Saab’s CEO Jan-Aake Jonsson will step down, in May, leaving the Swedish maker to find a new chief executive amidst its efforts to turn its fortunes around.
Victor Muller, the Dutch entrepreneur who led the takeover of Saab from former owner General Motors Corp., will temporarily take on CEO duties while a search gets underway to replace the 60-year-old Jonsson, who had been with Saab for 40 years.
During a conference call with reporters, Saab’s new parent, Amsterdam-based Spyker Cars NV, announced that its struggling subsidiary lost 218 million Euros, or $308 million, during 2010. But that’s down from a 400 million Euro loss in 2009, while Saab was still owned by General Motors.
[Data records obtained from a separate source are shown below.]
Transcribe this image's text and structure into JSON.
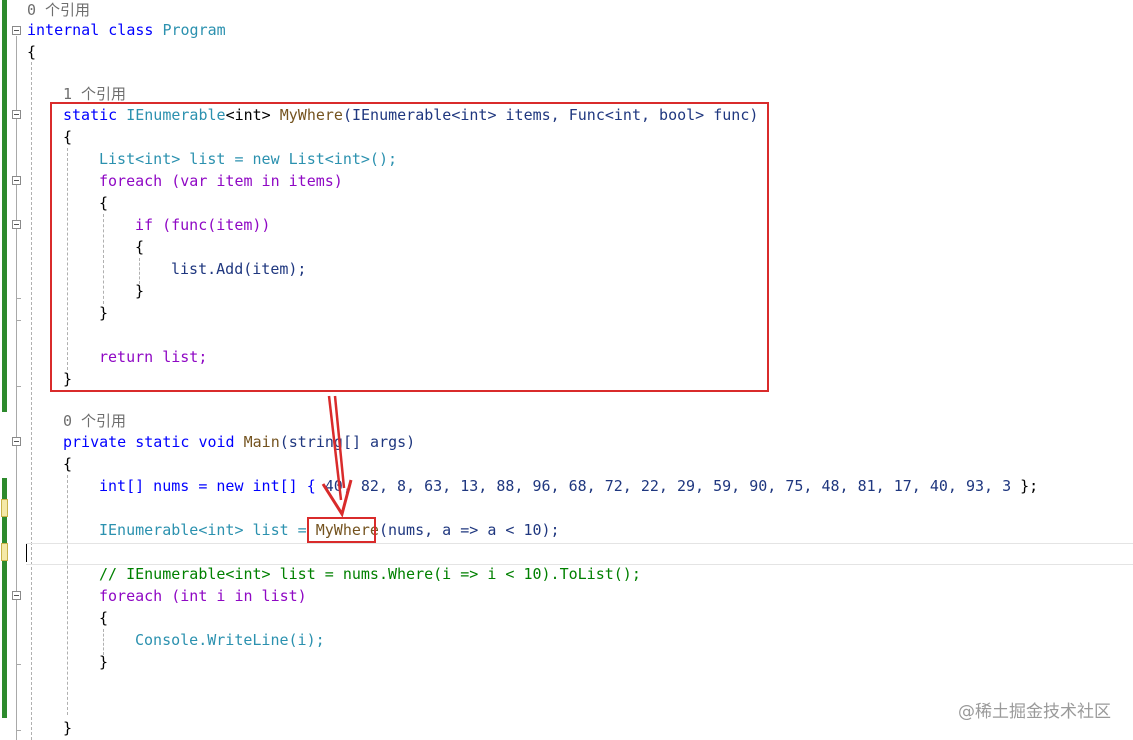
{
  "editor": {
    "ref_counts": {
      "class_refs": "0 个引用",
      "mywhere_refs": "1 个引用",
      "main_refs": "0 个引用"
    },
    "class_decl": {
      "kw_internal": "internal",
      "kw_class": "class",
      "name": "Program"
    },
    "lines": {
      "open_brace_class": "{",
      "open_brace": "{",
      "close_brace": "}"
    },
    "mywhere": {
      "kw_static": "static",
      "ret_type": "IEnumerable",
      "ret_generic": "<int>",
      "name": "MyWhere",
      "params": "(IEnumerable<int> items, Func<int, bool> func)",
      "list_decl": "List<int> list = new List<int>();",
      "foreach_line": "foreach (var item in items)",
      "if_line": "if (func(item))",
      "add_line": "list.Add(item);",
      "return_line": "return list;"
    },
    "main": {
      "signature_kw": "private static void",
      "name": "Main",
      "params": "(string[] args)",
      "nums_line_prefix": "int[] nums = new int[] {",
      "nums_values": "40, 82, 8, 63, 13, 88, 96, 68, 72, 22, 29, 59, 90, 75, 48, 81, 17, 40, 93, 3",
      "nums_line_suffix": "};",
      "list_line_prefix": "IEnumerable<int> list =",
      "list_line_call": "MyWhere",
      "list_line_suffix": "(nums, a => a < 10);",
      "comment_line": "// IEnumerable<int> list = nums.Where(i => i < 10).ToList();",
      "foreach_line": "foreach (int i in list)",
      "console_line": "Console.WriteLine(i);"
    }
  },
  "watermark": "@稀土掘金技术社区",
  "colors": {
    "annotation_red": "#d92b2b",
    "gutter_green": "#2d8a2d",
    "keyword_blue": "#0000ff",
    "type_teal": "#2b91af",
    "control_purple": "#8f08c4",
    "comment_green": "#008000"
  }
}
Saab sales declined about 19%, however, from 1 billion Euros during the last year under GM to 819 million Euros under Spyker’s command.
But that reflects the challenges the new owners faced after taking control. Before approving the Spyker bid GM had begun ramping down operations at the Swedish company and it took nearly two months, after the sale, for Saab’s assembly plant in Trollhatten to restart.
Critically, the company says sales started rebounding during the fourth quarter, when global volumes hit 10,000. The maker insists the trend is moving favorably and should continue to gain momentum with the May launch of Saab’s new 9-4X, its first sport-utility vehicle.